Looking into the horseshoe colosseum from its entrance

A clear shallow pool at the closed end of the amphitheatre reflected the blue sky above. I sat by its side letting my imagination run wild with scenes from bygone ages: a million years ago, ancestors having stood upright and freed their hands to hold weapons and tools, driving herds of wild ungulates into the confines of the horseshoe and then moving in to bludgeon the cornered beasts. Fifty thousand years ago, homo sapiens with their more sophisticated methods would have done the same. Only now the hunt would have been better coordinated with bowmen on the lip of the amphitheatre to shoot down as others armed with spears prevented the panicked herd from escaping back. And there would have followed the carnivorous orgy and celebration. In my mind’s eye, Aziz climbing up the sheer side of the colosseum to walk around its rocky top was the kinsman with the bow.

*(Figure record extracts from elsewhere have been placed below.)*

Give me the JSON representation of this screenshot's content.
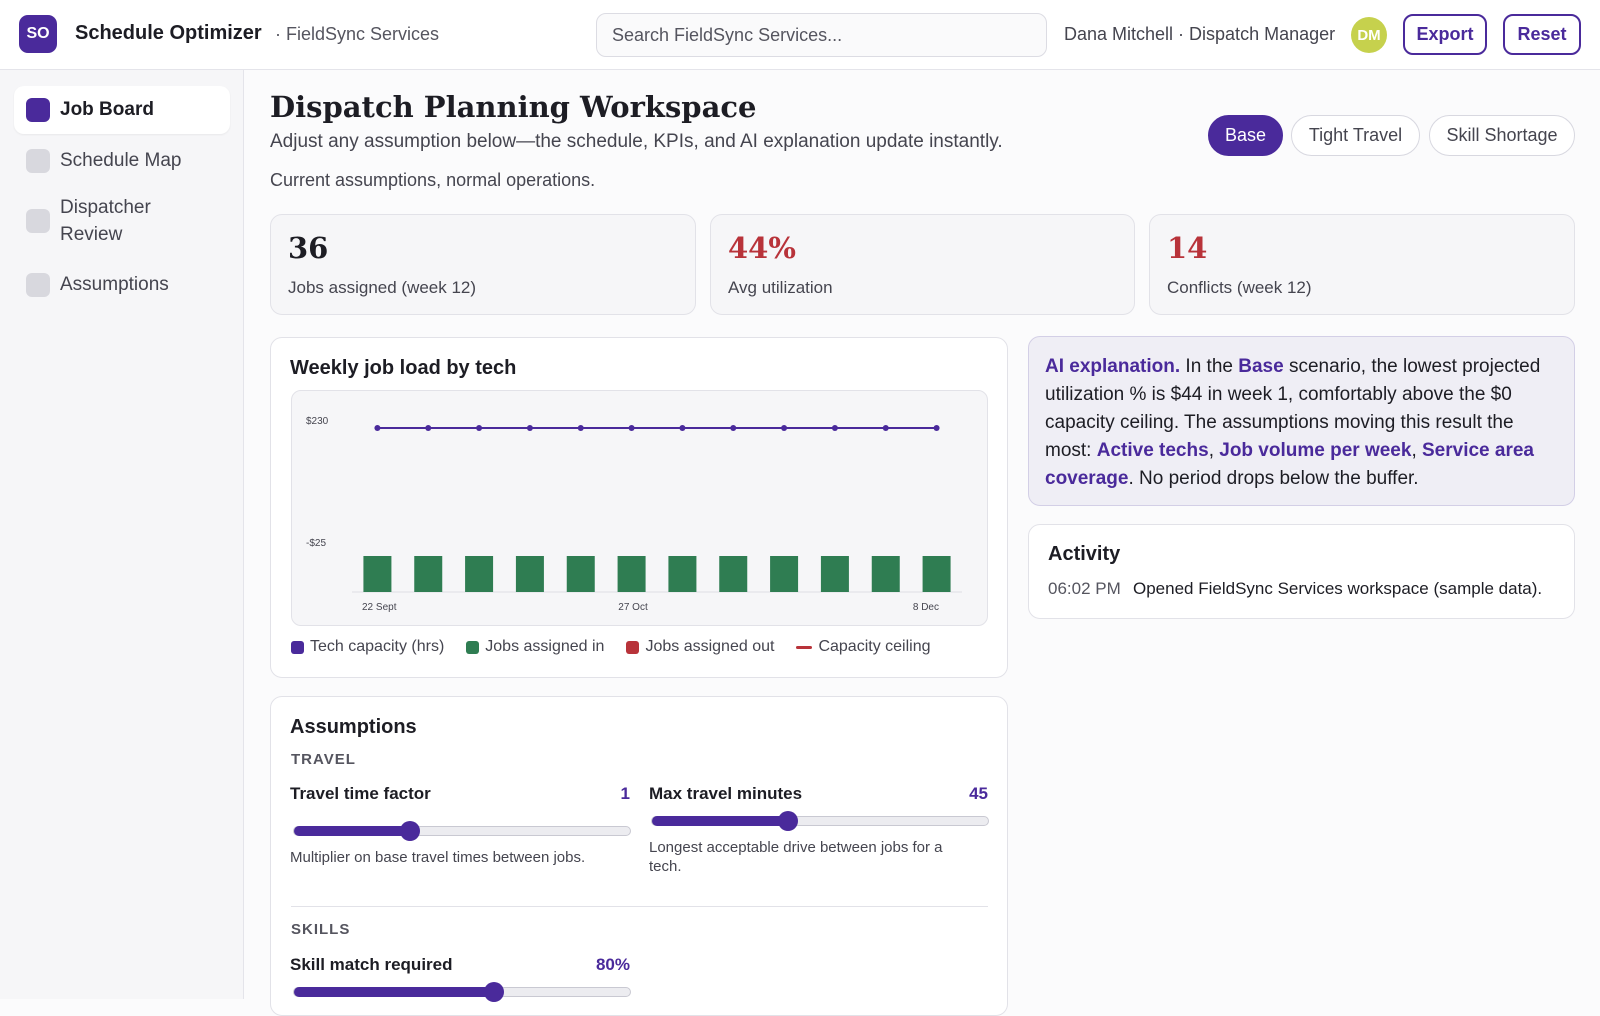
{
  "header": {
    "logo_initials": "SO",
    "app_title": "Schedule Optimizer",
    "org_name": "· FieldSync Services",
    "search_placeholder": "Search FieldSync Services...",
    "user_name": "Dana Mitchell · Dispatch Manager",
    "avatar_initials": "DM",
    "export_label": "Export",
    "reset_label": "Reset"
  },
  "sidebar": {
    "items": [
      {
        "label": "Job Board",
        "active": true
      },
      {
        "label": "Schedule Map",
        "active": false
      },
      {
        "label": "Dispatcher Review",
        "active": false
      },
      {
        "label": "Assumptions",
        "active": false
      }
    ]
  },
  "page": {
    "title": "Dispatch Planning Workspace",
    "subtitle": "Adjust any assumption below—the schedule, KPIs, and AI explanation update instantly.",
    "assumption_note": "Current assumptions, normal operations."
  },
  "scenarios": [
    {
      "label": "Base",
      "active": true
    },
    {
      "label": "Tight Travel",
      "active": false
    },
    {
      "label": "Skill Shortage",
      "active": false
    }
  ],
  "kpis": [
    {
      "value": "36",
      "label": "Jobs assigned (week 12)",
      "alert": false
    },
    {
      "value": "44%",
      "label": "Avg utilization",
      "alert": true
    },
    {
      "value": "14",
      "label": "Conflicts (week 12)",
      "alert": true
    }
  ],
  "chart_card": {
    "title": "Weekly job load by tech"
  },
  "chart_data": {
    "type": "bar",
    "title": "Weekly job load by tech",
    "ytick_labels": [
      "$230",
      "-$25"
    ],
    "x_tick_labels": [
      "22 Sept",
      "27 Oct",
      "8 Dec"
    ],
    "series": [
      {
        "name": "Tech capacity (hrs)",
        "type": "line",
        "color": "#4a2a9b",
        "values": [
          230,
          230,
          230,
          230,
          230,
          230,
          230,
          230,
          230,
          230,
          230,
          230
        ]
      },
      {
        "name": "Jobs assigned in",
        "type": "bar",
        "color": "#2f7d52",
        "values": [
          -25,
          -25,
          -25,
          -25,
          -25,
          -25,
          -25,
          -25,
          -25,
          -25,
          -25,
          -25
        ]
      },
      {
        "name": "Jobs assigned out",
        "type": "bar",
        "color": "#b8333a",
        "values": [
          0,
          0,
          0,
          0,
          0,
          0,
          0,
          0,
          0,
          0,
          0,
          0
        ]
      },
      {
        "name": "Capacity ceiling",
        "type": "line",
        "color": "#b8333a",
        "values": []
      }
    ]
  },
  "ai_explanation": {
    "lead": "AI explanation.",
    "t1": " In the ",
    "scenario": "Base",
    "t2": " scenario, the lowest projected utilization % is $44 in week 1, comfortably above the $0 capacity ceiling. The assumptions moving this result the most: ",
    "driver1": "Active techs",
    "sep1": ", ",
    "driver2": "Job volume per week",
    "sep2": ", ",
    "driver3": "Service area coverage",
    "t3": ". No period drops below the buffer."
  },
  "activity": {
    "title": "Activity",
    "time": "06:02 PM",
    "text": "Opened FieldSync Services workspace (sample data)."
  },
  "assumptions": {
    "title": "Assumptions",
    "travel_section": "TRAVEL",
    "skills_section": "SKILLS",
    "sliders": [
      {
        "label": "Travel time factor",
        "value": "1",
        "fraction": 0.345,
        "help": "Multiplier on base travel times between jobs."
      },
      {
        "label": "Max travel minutes",
        "value": "45",
        "fraction": 0.405,
        "help": "Longest acceptable drive between jobs for a tech."
      },
      {
        "label": "Skill match required",
        "value": "80%",
        "fraction": 0.595,
        "help": ""
      }
    ]
  },
  "colors": {
    "accent": "#4a2a9b",
    "success_bar": "#2f7d52",
    "alert": "#b8333a",
    "avatar": "#c6d14d"
  }
}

Time marched on and Baloch ancestors gave up the hunt for survival. It was now only a pleasure undertaken on a belly full with the fruit of the plough. The Fast Boundary was no longer the killing field of the ibex and the markhor as it once was. After the introduction of the firearm, when game had receded into distant valleys and hills, this amphitheatre was forgotten and became virtually unknown for the purpose it was once employed.

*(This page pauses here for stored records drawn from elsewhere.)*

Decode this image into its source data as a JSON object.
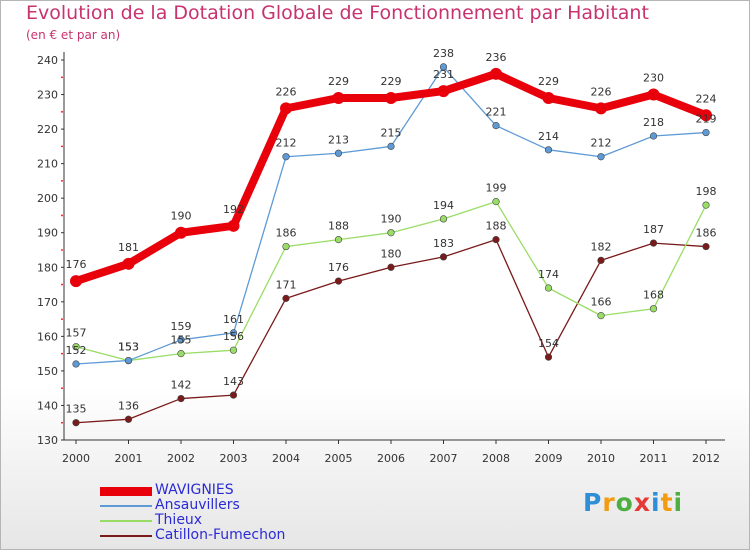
{
  "title": "Evolution de la Dotation Globale de Fonctionnement par Habitant",
  "subtitle": "(en € et par an)",
  "logo": {
    "text": "Proxiti",
    "letter_colors": [
      "#2f8fd6",
      "#f39c12",
      "#4caf3f",
      "#e53935",
      "#2f8fd6",
      "#f39c12",
      "#4caf3f"
    ]
  },
  "chart_data": {
    "type": "line",
    "x": [
      "2000",
      "2001",
      "2002",
      "2003",
      "2004",
      "2005",
      "2006",
      "2007",
      "2008",
      "2009",
      "2010",
      "2011",
      "2012"
    ],
    "ylim": [
      130,
      240
    ],
    "yticks": [
      130,
      140,
      150,
      160,
      170,
      180,
      190,
      200,
      210,
      220,
      230,
      240
    ],
    "grid": false,
    "legend_position": "bottom-left",
    "series": [
      {
        "name": "WAVIGNIES",
        "color": "#e8000b",
        "values": [
          176,
          181,
          190,
          192,
          226,
          229,
          229,
          231,
          236,
          229,
          226,
          230,
          224
        ]
      },
      {
        "name": "Ansauvillers",
        "color": "#5e9ad6",
        "values": [
          152,
          153,
          159,
          161,
          212,
          213,
          215,
          238,
          221,
          214,
          212,
          218,
          219
        ]
      },
      {
        "name": "Thieux",
        "color": "#99dd66",
        "values": [
          157,
          153,
          155,
          156,
          186,
          188,
          190,
          194,
          199,
          174,
          166,
          168,
          198
        ]
      },
      {
        "name": "Catillon-Fumechon",
        "color": "#7a1a1a",
        "values": [
          135,
          136,
          142,
          143,
          171,
          176,
          180,
          183,
          188,
          154,
          182,
          187,
          186
        ]
      }
    ]
  }
}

And so, when Aziz led our little group to it, the place was almost pristine. The only rubbish was a couple of empty cigarette packets left behind by local visitors. Once it becomes common knowledge, it will go the same way as Ziarat, famous for its juniper forests, and Lake Saiful Muluk in far-off Kaghan. With no thought to keep it unspoiled, those who come to appreciate its beauty will corrupt it with the plastic they will leave behind.

I secretly hoped, and still do, that the hour-and-a-half drive from Manguchar keeps mindless ‘tourists’ from ever reaching Gerh Bust. May they never know of this wondrous place until they have learned the essence of keeping it clean and unblemished. May the only people who ever venture this far off the beaten track value the immaculate condition of this wonderful place. May they have the sense to be here and leave nothing behind.